Leasing space for your practice is one of the most important decisions you will make when you open or relocate your dental practice or healthcare clinic. Here are a few of the frequently asked questions that we hear about from our clients about their commercial leases in Canada. You can always refer to the Canadian Commercial Tenancies Act for in-depth information.

If something breaks, who is responsible for the repairs? This is a lease point agreed upon when at the time of lease preparation. Every lease is different. Usually, the landlord agrees to only pay for structural repairs, while other repairs such as plumbing and heating are tenant responsibility.

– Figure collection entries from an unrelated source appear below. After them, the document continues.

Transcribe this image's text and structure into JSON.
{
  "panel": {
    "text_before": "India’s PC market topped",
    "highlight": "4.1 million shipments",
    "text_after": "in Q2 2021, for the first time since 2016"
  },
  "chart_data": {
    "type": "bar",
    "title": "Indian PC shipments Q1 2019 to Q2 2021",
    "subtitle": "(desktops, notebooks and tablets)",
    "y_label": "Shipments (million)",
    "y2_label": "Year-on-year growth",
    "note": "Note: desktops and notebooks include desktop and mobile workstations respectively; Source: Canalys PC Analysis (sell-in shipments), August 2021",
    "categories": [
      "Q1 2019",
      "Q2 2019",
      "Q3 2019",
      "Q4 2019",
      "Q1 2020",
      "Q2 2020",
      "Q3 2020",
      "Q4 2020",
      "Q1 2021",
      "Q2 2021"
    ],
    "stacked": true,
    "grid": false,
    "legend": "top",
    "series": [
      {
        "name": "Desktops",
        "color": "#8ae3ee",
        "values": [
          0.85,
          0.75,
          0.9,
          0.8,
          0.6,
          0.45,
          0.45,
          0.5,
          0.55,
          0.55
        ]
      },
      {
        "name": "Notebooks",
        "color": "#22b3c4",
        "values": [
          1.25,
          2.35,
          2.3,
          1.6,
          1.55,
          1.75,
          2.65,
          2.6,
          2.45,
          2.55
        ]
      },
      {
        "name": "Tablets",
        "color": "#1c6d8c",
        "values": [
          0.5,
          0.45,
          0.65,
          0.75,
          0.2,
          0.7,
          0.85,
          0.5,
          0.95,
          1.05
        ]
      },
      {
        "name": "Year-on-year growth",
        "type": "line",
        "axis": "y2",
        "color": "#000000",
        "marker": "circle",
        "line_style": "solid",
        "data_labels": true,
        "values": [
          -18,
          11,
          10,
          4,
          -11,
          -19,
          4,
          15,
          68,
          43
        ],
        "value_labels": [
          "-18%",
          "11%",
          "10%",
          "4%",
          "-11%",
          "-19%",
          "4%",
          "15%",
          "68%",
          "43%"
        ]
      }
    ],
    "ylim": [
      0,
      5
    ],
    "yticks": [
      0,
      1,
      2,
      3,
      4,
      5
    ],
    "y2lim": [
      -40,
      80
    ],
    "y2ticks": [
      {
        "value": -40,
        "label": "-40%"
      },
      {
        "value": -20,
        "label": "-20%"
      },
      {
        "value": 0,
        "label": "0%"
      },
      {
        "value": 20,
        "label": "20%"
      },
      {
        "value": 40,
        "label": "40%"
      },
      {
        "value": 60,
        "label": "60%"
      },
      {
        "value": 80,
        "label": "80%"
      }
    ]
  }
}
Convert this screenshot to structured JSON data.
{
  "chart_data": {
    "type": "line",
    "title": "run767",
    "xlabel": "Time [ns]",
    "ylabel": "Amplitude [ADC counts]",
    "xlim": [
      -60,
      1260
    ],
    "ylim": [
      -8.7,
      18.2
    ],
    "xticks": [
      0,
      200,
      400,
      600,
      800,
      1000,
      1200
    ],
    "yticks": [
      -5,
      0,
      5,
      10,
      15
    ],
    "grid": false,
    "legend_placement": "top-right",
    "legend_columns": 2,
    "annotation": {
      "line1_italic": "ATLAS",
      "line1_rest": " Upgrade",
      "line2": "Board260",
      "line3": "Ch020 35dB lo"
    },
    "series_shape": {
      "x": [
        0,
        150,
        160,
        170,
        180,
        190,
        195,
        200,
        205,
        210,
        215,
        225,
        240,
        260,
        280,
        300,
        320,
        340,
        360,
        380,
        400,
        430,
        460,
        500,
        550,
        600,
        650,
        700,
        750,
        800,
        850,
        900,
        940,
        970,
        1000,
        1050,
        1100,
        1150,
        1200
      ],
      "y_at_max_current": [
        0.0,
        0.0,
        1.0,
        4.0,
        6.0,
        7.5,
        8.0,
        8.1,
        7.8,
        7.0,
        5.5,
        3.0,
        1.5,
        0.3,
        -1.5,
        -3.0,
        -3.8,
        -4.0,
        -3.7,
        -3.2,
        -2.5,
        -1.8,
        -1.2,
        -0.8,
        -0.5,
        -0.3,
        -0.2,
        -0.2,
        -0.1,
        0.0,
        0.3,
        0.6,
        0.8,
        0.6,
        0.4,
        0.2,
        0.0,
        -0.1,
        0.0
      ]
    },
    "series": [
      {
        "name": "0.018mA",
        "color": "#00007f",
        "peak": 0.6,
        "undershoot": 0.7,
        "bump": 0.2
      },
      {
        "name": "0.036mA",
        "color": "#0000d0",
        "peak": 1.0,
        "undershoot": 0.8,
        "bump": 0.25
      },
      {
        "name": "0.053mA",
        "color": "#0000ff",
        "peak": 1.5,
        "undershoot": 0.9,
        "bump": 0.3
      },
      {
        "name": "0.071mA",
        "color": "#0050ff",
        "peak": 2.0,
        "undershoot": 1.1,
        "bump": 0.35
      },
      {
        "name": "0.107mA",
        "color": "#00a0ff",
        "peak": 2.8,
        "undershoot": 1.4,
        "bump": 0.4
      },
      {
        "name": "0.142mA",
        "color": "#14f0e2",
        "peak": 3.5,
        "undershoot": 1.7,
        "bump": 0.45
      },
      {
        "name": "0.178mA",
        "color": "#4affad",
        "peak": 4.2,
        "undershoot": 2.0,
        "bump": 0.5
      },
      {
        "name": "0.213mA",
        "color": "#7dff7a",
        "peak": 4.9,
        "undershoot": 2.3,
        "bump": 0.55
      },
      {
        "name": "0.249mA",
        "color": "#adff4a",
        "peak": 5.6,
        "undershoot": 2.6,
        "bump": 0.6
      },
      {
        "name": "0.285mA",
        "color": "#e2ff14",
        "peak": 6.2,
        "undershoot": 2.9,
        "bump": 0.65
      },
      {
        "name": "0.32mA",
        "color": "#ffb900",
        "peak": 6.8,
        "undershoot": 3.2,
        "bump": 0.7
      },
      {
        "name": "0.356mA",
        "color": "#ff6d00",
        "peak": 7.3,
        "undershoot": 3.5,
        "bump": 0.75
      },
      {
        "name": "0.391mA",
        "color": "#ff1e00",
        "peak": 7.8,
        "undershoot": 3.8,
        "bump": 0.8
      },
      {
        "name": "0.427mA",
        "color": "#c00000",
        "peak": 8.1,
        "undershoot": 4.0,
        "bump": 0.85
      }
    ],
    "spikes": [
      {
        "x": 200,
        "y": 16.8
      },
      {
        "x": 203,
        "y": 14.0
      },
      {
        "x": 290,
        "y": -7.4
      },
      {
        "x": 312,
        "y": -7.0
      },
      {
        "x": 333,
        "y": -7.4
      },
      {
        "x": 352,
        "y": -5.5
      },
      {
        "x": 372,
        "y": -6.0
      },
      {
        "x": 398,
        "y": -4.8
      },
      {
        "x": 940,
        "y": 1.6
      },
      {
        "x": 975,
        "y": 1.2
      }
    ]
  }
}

Is the landlord allowed to have a key and can they enter my leased space at will? The landlord may only have a key to your facility if you approve it. Likewise, the landlord may not enter your space without your approval.

My lease states that the landlord pays the utilities, but I was just notified of pending disconnection due to nonpayment. Since they are not paying them, should I stop paying rent? No, if you stop paying rent, then the landlord can start proceedings to evict you. Your only options are to either to pay the utilities and then file a claim in Small Claims Court against the landlord or go to Superior Court of Justice and request a court order forcing payment or reimbursement.

My lease has expired and my landlord has not presented a new lease. I intend to stay, so does this mean the lease continues on a month to month basis? No, if a new lease is not signed and there is no auto-renewal clause in the lease, then all rights and obligations have expired for both parties. It is important to get a new lease in place as soon as possible to protect your interests.

I am getting ready to move out of my leased space. What do I need to do? You are usually required to leave the space in a condition close to what it was when you moved in. Normal wear and tear occurs, but if there is any damage to the property or if the lease requires that installed fixtures or renovations be removed, contact us and we can help. Failing to make repairs or causing a financial loss to the landlord can result in the landlord suing you for damages.

Having the lease prepared or reviewed by an attorney before you sign and then understanding how to use the lease throughout your tenancy will help you deal with any issues as they arise.